Bangladesh national found guilty  - Solomon Star News

Bangladesh national found guilty 

26 February 2020
Voters lining up to cast their votes at Alota'a polling station in Aoke Langa Langa electorate in last year's National General elections.

A MAGISTRATE has found the Bangladesh national who cast his vote in last year’s National General Election (NGE) in Malaita guilty of the offences laid against him.

Mia Mohammad Abdul Latif had been tried for charges of fraudulent voting and obtaining registration by false pretence.

Principal Magistrate Fatima Taeburi at the end of the trial found that Latif is a Bangladesh citizen when he made declarations in 2018 to the Electoral Commission to vote in Loina, North Malaita.
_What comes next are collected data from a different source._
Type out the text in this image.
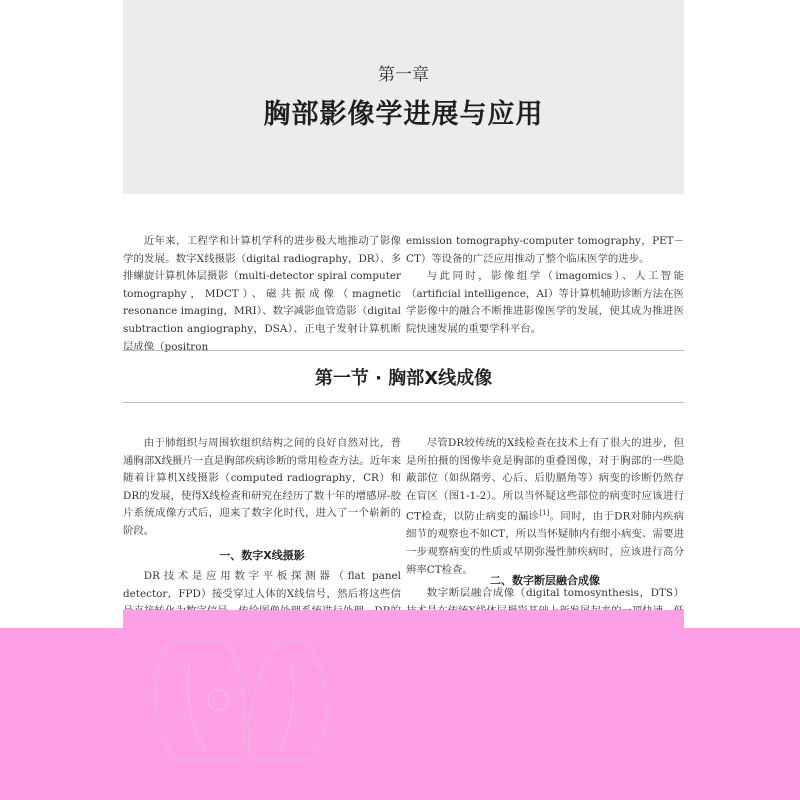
第一章
胸部影像学进展与应用

近年来，工程学和计算机学科的进步极大地推动了影像学的发展。数字X线摄影（digital radiography，DR）、多排螺旋计算机体层摄影（multi-detector spiral computer tomography，MDCT）、磁共振成像（magnetic resonance imaging，MRI）、数字减影血管造影（digital subtraction angiography，DSA）、正电子发射计算机断层成像（positron

emission tomography-computer tomography，PET－CT）等设备的广泛应用推动了整个临床医学的进步。

与此同时，影像组学（imagomics）、人工智能（artificial intelligence，AI）等计算机辅助诊断方法在医学影像中的融合不断推进影像医学的发展，使其成为推进医院快速发展的重要学科平台。

第一节 · 胸部X线成像

由于肺组织与周围软组织结构之间的良好自然对比，普通胸部X线摄片一直是胸部疾病诊断的常用检查方法。近年来随着计算机X线摄影（computed radiography，CR）和DR的发展，使得X线检查和研究在经历了数十年的增感屏-胶片系统成像方式后，迎来了数字化时代，进入了一个崭新的阶段。

一、数字X线摄影

DR技术是应用数字平板探测器（flat panel detector，FPD）接受穿过人体的X线信号，然后将这些信

尽管DR较传统的X线检查在技术上有了很大的进步，但是所拍摄的图像毕竟是胸部的重叠图像，对于胸部的一些隐蔽部位（如纵隔旁、心后、后肋膈角等）病变的诊断仍然存在盲区（图1-1-2）。所以当怀疑这些部位的病变时应该进行CT检查，以防止病变的漏诊[1]。同时，由于DR对肺内疾病细节的观察也不如CT，所以当怀疑肺内有细小病变、需要进一步观察病变的性质或早期弥漫性肺疾病时，应该进行高分辨率CT检查。

二、数字断层融合成像

数字断层融合成像（digital tomosynthesis，DTS）
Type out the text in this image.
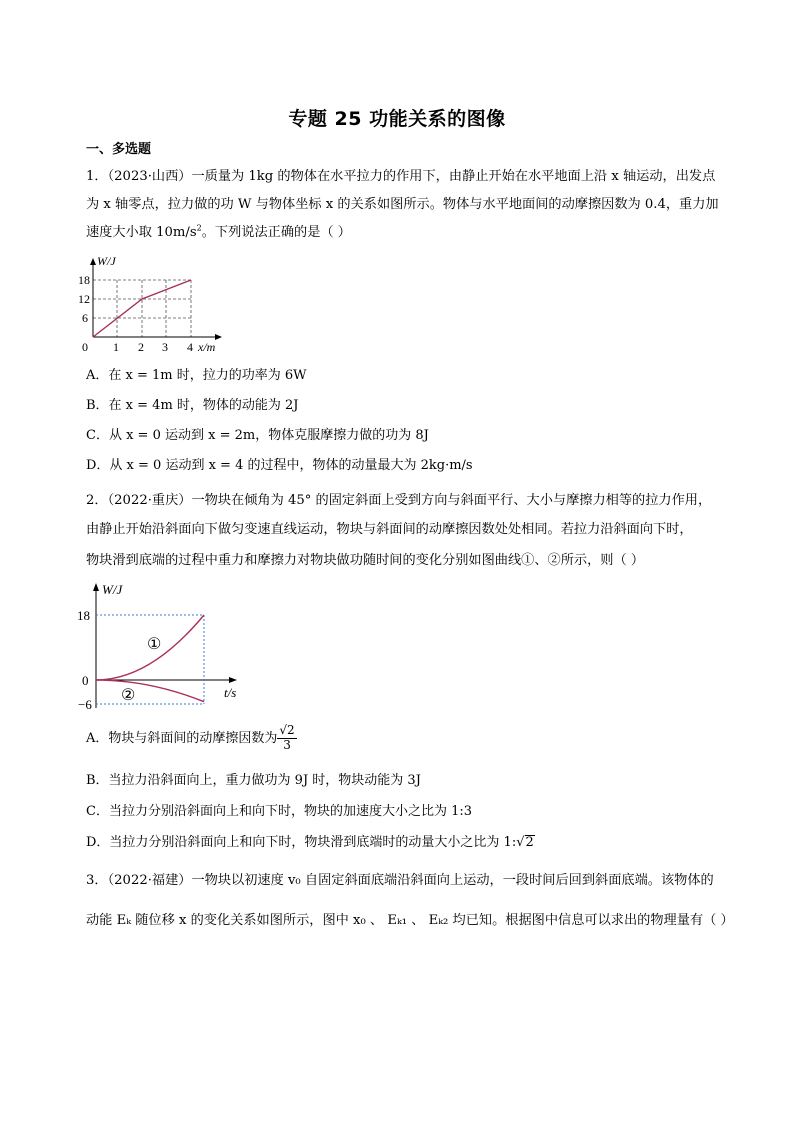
专题 25 功能关系的图像
一、多选题
1．（2023·山西）一质量为 1kg 的物体在水平拉力的作用下，由静止开始在水平地面上沿 x 轴运动，出发点
为 x 轴零点，拉力做的功 W 与物体坐标 x 的关系如图所示。物体与水平地面间的动摩擦因数为 0.4，重力加
速度大小取 $10m/s^2$。下列说法正确的是（ ）
W/J
18
12
6
0 1 2 3 4 x/m
A．在 x = 1m 时，拉力的功率为 6W
B．在 x = 4m 时，物体的动能为 2J
C．从 x = 0 运动到 x = 2m，物体克服摩擦力做的功为 8J
D．从 x = 0 运动到 x = 4 的过程中，物体的动量最大为 2kg·m/s
2．（2022·重庆）一物块在倾角为 45° 的固定斜面上受到方向与斜面平行、大小与摩擦力相等的拉力作用，
由静止开始沿斜面向下做匀变速直线运动，物块与斜面间的动摩擦因数处处相同。若拉力沿斜面向下时，
物块滑到底端的过程中重力和摩擦力对物块做功随时间的变化分别如图曲线①、②所示，则（ ）
W/J
18
0
−6
①
②	t/s
A．物块与斜面间的动摩擦因数为 $\frac{√2}{3}$
B．当拉力沿斜面向上，重力做功为 9J 时，物块动能为 3J
C．当拉力分别沿斜面向上和向下时，物块的加速度大小之比为 1:3
D．当拉力分别沿斜面向上和向下时，物块滑到底端时的动量大小之比为 1:√2
3．（2022·福建）一物块以初速度 v₀ 自固定斜面底端沿斜面向上运动，一段时间后回到斜面底端。该物体的
动能 Eₖ 随位移 x 的变化关系如图所示，图中 x₀ 、 Eₖ₁ 、 Eₖ₂ 均已知。根据图中信息可以求出的物理量有（ ）
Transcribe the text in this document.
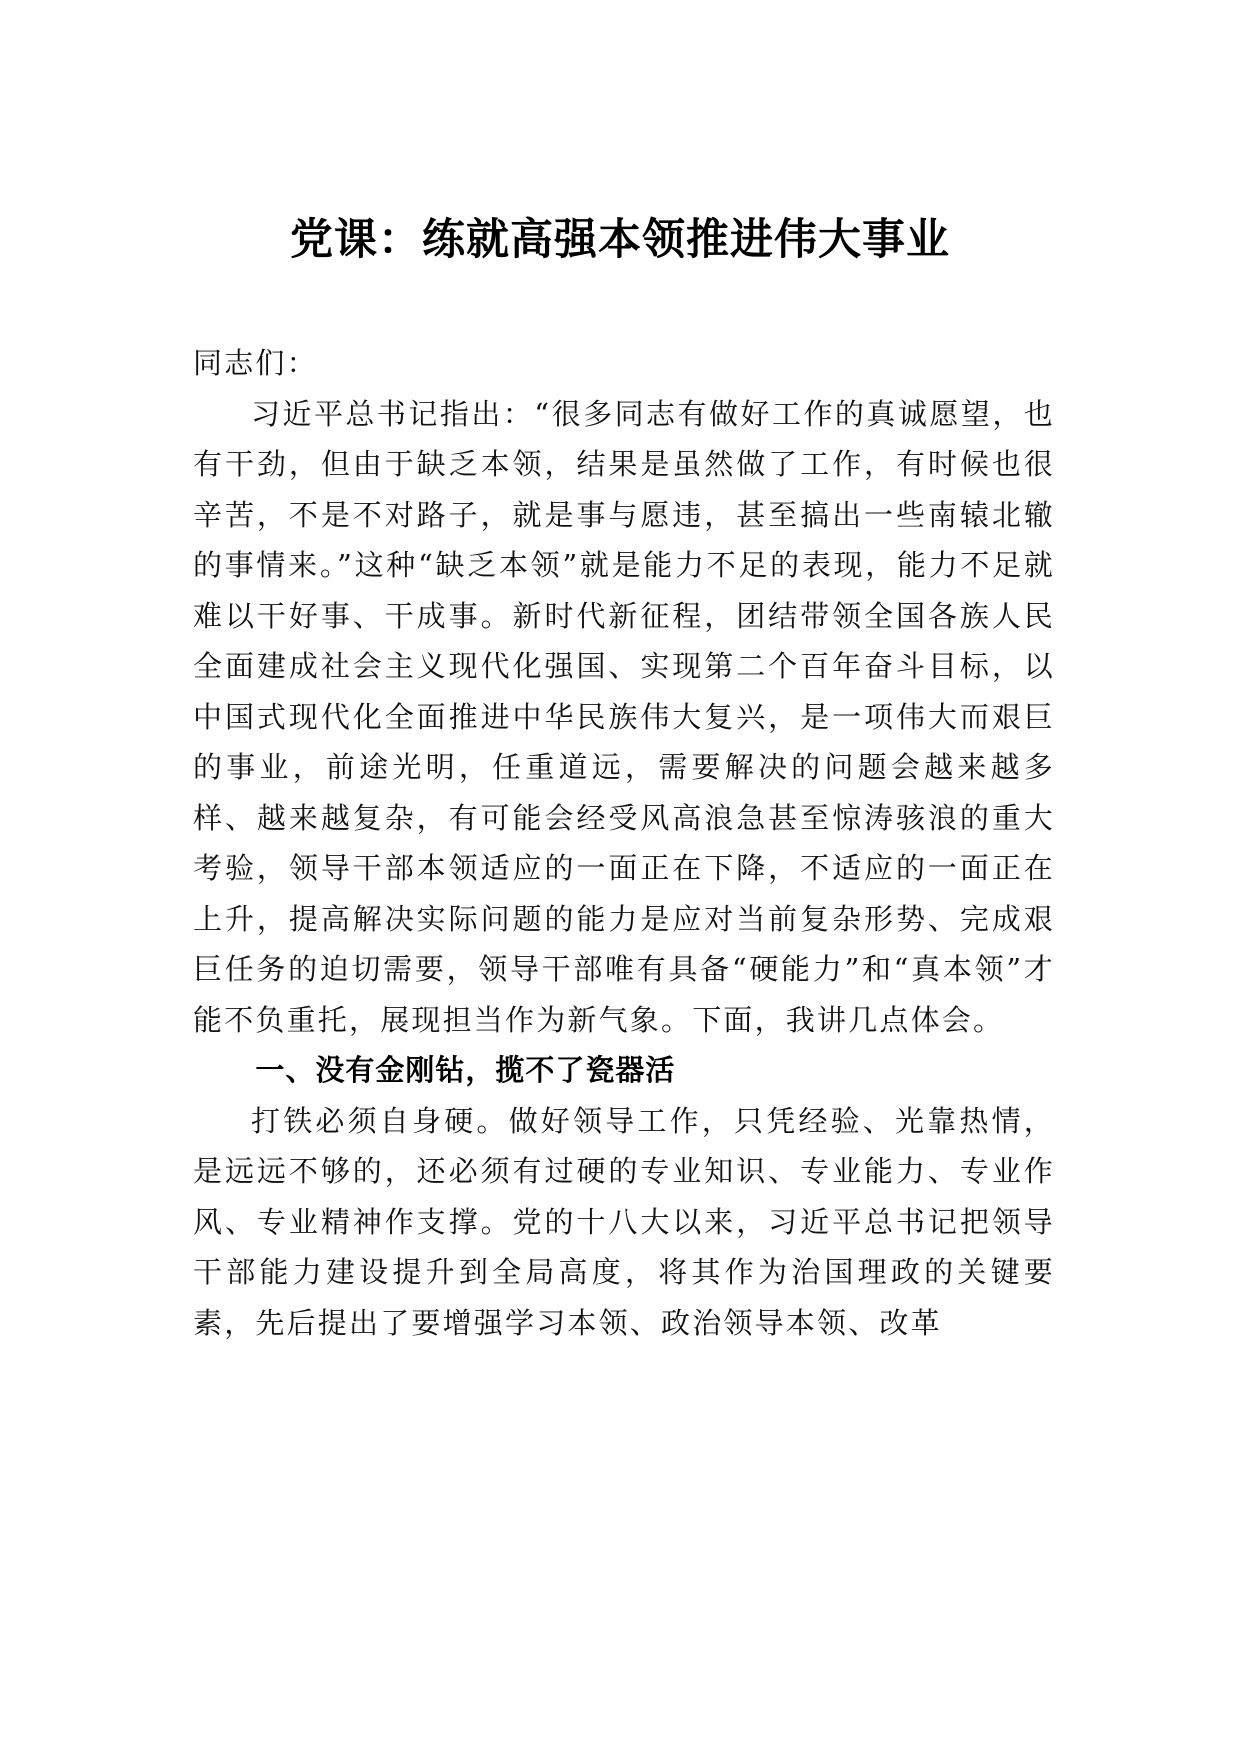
党课：练就高强本领推进伟大事业

同志们：

习近平总书记指出：“很多同志有做好工作的真诚愿望，也有干劲，但由于缺乏本领，结果是虽然做了工作，有时候也很辛苦，不是不对路子，就是事与愿违，甚至搞出一些南辕北辙的事情来。”这种“缺乏本领”就是能力不足的表现，能力不足就难以干好事、干成事。新时代新征程，团结带领全国各族人民全面建成社会主义现代化强国、实现第二个百年奋斗目标，以中国式现代化全面推进中华民族伟大复兴，是一项伟大而艰巨的事业，前途光明，任重道远，需要解决的问题会越来越多样、越来越复杂，有可能会经受风高浪急甚至惊涛骇浪的重大考验，领导干部本领适应的一面正在下降，不适应的一面正在上升，提高解决实际问题的能力是应对当前复杂形势、完成艰巨任务的迫切需要，领导干部唯有具备“硬能力”和“真本领”才能不负重托，展现担当作为新气象。下面，我讲几点体会。

一、没有金刚钻，揽不了瓷器活

打铁必须自身硬。做好领导工作，只凭经验、光靠热情，是远远不够的，还必须有过硬的专业知识、专业能力、专业作风、专业精神作支撑。党的十八大以来，习近平总书记把领导干部能力建设提升到全局高度，将其作为治国理政的关键要素，先后提出了要增强学习本领、政治领导本领、改革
She also found Latif guilty of casting his vote at Loina when he was not entitled to do so.

Ms Taeburi said the declaration made by Latif on 6 September 2018 was in fact false.

“Clearly the evidence shows that the accused is not a Solomon Islands citizen,” Ms Taeburi said in her judgment.

“The accused holds a Bangladesh passport which was issued on 4 December 2013 and expired on 3 December 2018.

 “The evidence also showed that he renewed his Bangladesh passport on 18 September 2018 and it will expire on 15 September 2023,” Ms Taeburi added.

She said this means that when Latif made the declaration on 6 September 2018 to the Electoral Commission claiming to be a Solomon Islands citizen, he, in fact, holds a valid Bangladesh passport and was, therefore, a Bangladesh citizen.

Ms Taeburi was satisfied beyond a reasonable doubt on the Crown’s evidence that during the registration, Latif made a representation in writing which was false.

She was also satisfied beyond a reasonable doubt that Latif knew that the declaration he made claiming to be a citizen of Solomon Islands is in fact false.

“His passport was renewed 12 days after he made the false declaration about his citizenship.

“At that time he made the false declaration, his Bangladesh passport was still valid and he was in the process of renewing his Bangladesh citizenship.

“In those circumstances, I find it difficult to believe that when he made the false declaration, he did not know that he is not a Solomon Islands citizen.

“I am satisfied beyond reasonable doubt when he made the declaration to the Electoral Commission he knew it was false.”

Ms Taeburi also found Latif was not eligible to vote and that he knew when he cast his ballot paper on polling day that he is not entitled to vote in the elections.

On the defence of honest belief raised by the defence, Ms Taeburi said she found it difficult to accept that Latif’s belief is an honest one.

The defence has argued that Latif honestly believed he was entitled to vote in the NGE because he is married to a Solomon Island woman from North Malaita district and the fact that he was not stopped to register and vote in the NGE in 2015.

Ms Taeburi, however, said the difficulty she faced within accepting the defence raised by the accused is firstly due to the fact that he holds a Bangladesh passport at the material time.

“Secondly, there is prosecution evidence that he has obtained a work permit from the Ministry of Commerce, Industry, Labour and Immigration.

“There is also prosecution evidence that on 5 of December 2018, he was granted a long term employment visa in the Solomon Islands by the Ministry of Commerce.”

Ms Taeburi said the fact Latif requires a work permit and an employment visa to work in this country can only mean he is not a citizen of this country.

“If he honestly believed that he was entitled to register and to vote given that he is a citizen of Solomon Islands by marriage, why did he apply to have his passport renewed?

“Why did he apply for a work permit and an employment visa?

“His argument does not reason with common sense,” Ms Taeburi said.

Ms Taeburi said she found Latif to be an educated person and understands his legal obligations.

She said Latif testified in court that before he came to the Solomon Islands he had lived and worked several other countries including Dubai, Libya and Qatar for several years.

“These countries have their own laws on immigration and foreign immigrants obtaining residence and employment permits.

“Obviously, the accused must have satisfied legal requirements on immigration and employment to have lived and worked in these countries for several years.

“This shows that he is a person who is exposed to different immigration laws of different countries and a person who has an adequate understanding of his legal obligations as an immigrant in a foreign country.”

Ms Taeburi said Latif also operates four businesses in the Solomon Islands.

“I cannot accept that a person with that background and that level of education and understanding would be so ignorant as to his legal obligations in the Solomon Islands.”

For these reasons Ms Taeburi said she was satisfied beyond a reasonable doubt that the prosecution has proved that Latif did not act under an honest and reasonable belief.

Sentencing submissions and mitigation on Latif’s case will be made in court tomorrow.